String[] tests = {"0", "1", "2", "3", "4", "5", "6", "7", "8", "9", "a", "b", "c", "d", "e", "f"};
Stream.of(tests).forEach(test -> System.out.format("source: %s, result: %s, validation: %s%n",
                test,
                toBinary(test),
                new BigInteger(test, 16).toString(2))
);

0 and a-f display correctly as a full nibble (4 digits) while 1-9 do not. There are also a lot of redundancies and you sometimes use api methods not correctly, eg:

else if (!hexNumber.matches("[0-9a-f]+")) return "";

else if (hexNumber.matches("[0-9a-f]+")) {

if you already drop out of the method if the hex is not 0-9a-f, then why check this another time? It has to be 0-9a-f after the first check. Similar here:

if (decimalNumber < 0) return "";
else if (decimalNumber == 0) {
    result = "0000";
} else if (decimalNumber >= 0) {

if decimalNumber is not <= 0 then it has to be >(=) 0. The last else if can be written as a plain else Character.getNumericValue(c) this not just gets the numeric value of '0'-'9' but also of 'a'-'f', you do not need an if-else and devide that up and handle that in different ways. In your first question to that task I already told you how I'd approach that (and you already adopted a few ideas). Let me show you a simple approach for just one char:

Thomas

Level 41 , Bayreuth, Germany

19 July, 21:28

public static void main(String[] args) {
    String[] tests = {"0", "1", "2", "3", "4", "5", "6", "7", "8", "9", "a", "b", "c", "d", "e", "f"};
    Stream.of(tests).forEach(test -> System.out.format("source: %s, result: %s, validation: %s%n",
            test,
            toBinary(test),
            new BigInteger(test, 16).toString(2))
    );
}

private static String toBinary(String s) {
    if (s == null || !s.matches("[0-9a-f]+")) {
        return "";
    }

    char hex = s.charAt(0);

    // simple hex to dec
    int decimalNumber = hex <= '9' ? hex - '0' : hex - 'a' + 10;

    // now dec to bin
    StringBuilder nibble = new StringBuilder();
    while (decimalNumber > 0) {
        nibble.insert(0, decimalNumber % 2);
        decimalNumber /= 2;
    }

    // pad with zeros
    while (nibble.length() < 4) {
        nibble.insert(0, '0');
    }

    return nibble.toString();
}

you just would need to add another loop to go to an entire string (and not just the first char) and a second StringBuilder to hold the complete result.

Evgeniia Shabaeva

Level 27 , Budapest, Hungary

23 July, 12:26

Thank you so much for all the valuable comments!

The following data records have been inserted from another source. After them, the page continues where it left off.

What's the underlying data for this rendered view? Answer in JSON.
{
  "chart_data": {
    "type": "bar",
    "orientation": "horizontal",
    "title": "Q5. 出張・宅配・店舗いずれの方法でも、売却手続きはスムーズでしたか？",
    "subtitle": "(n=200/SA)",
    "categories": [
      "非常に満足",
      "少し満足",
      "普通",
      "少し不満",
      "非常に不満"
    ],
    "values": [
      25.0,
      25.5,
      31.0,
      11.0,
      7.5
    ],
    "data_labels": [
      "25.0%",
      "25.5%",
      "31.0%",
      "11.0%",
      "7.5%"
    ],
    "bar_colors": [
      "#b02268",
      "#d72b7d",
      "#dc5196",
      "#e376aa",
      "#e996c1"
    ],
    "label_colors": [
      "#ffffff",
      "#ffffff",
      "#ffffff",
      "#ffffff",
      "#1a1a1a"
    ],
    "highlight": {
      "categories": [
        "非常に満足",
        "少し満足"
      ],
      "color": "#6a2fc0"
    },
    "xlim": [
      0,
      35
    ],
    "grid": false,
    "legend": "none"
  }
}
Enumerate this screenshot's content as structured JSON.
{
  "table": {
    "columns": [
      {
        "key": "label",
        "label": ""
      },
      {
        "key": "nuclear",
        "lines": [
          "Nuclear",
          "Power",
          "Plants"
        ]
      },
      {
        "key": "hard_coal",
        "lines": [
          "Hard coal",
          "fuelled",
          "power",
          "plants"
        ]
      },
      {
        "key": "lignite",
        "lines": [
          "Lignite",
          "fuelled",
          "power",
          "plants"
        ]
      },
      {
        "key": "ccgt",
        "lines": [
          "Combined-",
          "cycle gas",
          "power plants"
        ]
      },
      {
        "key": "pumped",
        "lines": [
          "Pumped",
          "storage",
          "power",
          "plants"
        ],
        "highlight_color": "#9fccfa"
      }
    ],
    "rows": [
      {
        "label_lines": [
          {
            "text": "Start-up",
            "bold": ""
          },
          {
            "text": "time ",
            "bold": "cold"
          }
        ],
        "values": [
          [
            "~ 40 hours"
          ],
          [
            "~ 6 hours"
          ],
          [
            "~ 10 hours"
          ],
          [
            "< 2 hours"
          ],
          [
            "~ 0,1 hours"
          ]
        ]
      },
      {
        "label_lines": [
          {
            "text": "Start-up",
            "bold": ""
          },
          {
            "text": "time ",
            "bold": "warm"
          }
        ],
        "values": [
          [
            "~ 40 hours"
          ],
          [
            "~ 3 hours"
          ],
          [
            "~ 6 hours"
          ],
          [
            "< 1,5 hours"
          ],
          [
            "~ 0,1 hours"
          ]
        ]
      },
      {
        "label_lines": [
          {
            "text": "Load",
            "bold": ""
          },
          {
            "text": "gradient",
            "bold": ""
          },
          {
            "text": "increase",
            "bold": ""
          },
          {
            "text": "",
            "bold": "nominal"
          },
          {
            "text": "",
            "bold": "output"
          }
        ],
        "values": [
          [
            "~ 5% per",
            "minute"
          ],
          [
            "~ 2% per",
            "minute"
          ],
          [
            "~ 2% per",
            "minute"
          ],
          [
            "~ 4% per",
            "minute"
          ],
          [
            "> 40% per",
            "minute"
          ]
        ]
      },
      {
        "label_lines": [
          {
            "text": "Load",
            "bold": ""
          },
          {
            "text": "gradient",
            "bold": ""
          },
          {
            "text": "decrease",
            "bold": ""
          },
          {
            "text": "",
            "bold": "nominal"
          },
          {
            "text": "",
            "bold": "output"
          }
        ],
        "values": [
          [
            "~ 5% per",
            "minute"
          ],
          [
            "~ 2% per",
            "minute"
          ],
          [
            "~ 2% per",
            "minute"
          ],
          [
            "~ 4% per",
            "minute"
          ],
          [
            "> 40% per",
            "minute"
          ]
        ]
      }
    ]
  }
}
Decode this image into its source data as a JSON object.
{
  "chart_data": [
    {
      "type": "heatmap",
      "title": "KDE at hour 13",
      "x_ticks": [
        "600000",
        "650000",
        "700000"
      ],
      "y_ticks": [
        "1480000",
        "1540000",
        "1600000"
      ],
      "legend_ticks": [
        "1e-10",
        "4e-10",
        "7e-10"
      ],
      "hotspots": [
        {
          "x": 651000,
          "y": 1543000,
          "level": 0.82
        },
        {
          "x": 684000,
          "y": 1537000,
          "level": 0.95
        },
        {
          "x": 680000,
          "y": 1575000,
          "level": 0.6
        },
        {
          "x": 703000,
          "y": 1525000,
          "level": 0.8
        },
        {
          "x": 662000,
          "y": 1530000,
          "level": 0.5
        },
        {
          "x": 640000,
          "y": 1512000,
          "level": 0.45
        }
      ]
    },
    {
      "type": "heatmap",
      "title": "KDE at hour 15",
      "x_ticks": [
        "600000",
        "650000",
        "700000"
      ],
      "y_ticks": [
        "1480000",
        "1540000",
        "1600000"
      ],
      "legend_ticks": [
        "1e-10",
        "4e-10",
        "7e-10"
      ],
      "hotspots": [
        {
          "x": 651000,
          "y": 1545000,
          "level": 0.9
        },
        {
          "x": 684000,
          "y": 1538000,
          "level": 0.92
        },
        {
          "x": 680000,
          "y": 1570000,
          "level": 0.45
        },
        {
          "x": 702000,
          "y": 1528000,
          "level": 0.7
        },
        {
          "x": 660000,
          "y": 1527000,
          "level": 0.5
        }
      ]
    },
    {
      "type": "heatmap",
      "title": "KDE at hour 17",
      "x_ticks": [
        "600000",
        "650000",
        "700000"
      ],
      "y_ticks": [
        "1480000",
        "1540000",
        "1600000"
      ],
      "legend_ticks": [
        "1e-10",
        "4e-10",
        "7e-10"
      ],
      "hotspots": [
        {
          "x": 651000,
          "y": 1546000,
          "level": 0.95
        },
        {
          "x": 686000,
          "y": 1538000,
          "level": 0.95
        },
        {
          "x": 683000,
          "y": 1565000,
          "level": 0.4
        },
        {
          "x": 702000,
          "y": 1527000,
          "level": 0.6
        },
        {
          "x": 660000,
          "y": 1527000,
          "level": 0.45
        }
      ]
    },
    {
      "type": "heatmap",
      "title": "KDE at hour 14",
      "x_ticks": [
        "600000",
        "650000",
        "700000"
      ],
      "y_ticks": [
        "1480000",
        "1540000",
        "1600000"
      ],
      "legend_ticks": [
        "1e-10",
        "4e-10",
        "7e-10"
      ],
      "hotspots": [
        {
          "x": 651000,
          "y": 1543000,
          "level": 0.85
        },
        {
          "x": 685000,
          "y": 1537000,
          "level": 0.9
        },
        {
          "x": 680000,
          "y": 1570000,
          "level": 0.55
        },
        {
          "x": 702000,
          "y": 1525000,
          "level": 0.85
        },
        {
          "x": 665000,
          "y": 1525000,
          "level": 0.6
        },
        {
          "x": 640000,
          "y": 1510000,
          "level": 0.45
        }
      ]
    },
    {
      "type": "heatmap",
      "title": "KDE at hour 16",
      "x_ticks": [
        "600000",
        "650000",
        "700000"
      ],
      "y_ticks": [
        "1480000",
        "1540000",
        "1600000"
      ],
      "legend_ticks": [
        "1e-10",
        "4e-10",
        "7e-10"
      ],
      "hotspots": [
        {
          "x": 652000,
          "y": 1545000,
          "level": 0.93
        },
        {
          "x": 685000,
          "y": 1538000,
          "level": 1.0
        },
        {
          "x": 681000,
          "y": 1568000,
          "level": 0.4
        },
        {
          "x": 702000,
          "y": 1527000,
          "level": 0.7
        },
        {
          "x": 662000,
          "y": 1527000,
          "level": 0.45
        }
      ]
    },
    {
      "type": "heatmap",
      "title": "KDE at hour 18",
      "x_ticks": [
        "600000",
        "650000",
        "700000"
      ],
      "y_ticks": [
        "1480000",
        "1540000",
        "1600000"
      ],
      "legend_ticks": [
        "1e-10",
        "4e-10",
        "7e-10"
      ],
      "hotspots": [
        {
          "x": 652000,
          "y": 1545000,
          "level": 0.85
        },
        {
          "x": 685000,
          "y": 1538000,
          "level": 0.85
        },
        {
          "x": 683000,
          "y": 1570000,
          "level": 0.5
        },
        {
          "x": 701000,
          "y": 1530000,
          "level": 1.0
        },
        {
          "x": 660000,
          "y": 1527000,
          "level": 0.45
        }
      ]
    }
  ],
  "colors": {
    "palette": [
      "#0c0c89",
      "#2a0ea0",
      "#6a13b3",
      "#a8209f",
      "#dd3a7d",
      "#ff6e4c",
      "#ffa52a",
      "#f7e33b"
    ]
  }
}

I deleted all the redundant code and, what makes me really happy, finally understood my main mistake. Thank you for pointing it put in your code. It was that I didn't write the second loop to add the missing zeroes in the sub-method that was supposed to turn int values to their binary equivalents and return strings (of four characters, not just any strings). So, I kept the String decimalToBinary(int decimalNumber) method and added another while-loop to it:

while (result.length() < 4) {
                result = "0" + result;
            }

I also tried rewriting it using StringBuilder, but then I thought that I probably hadn't been supposed to know StringBuilder at that point, so I just used the same String variable called "result". It worked, so I'm glad. Thank you once again!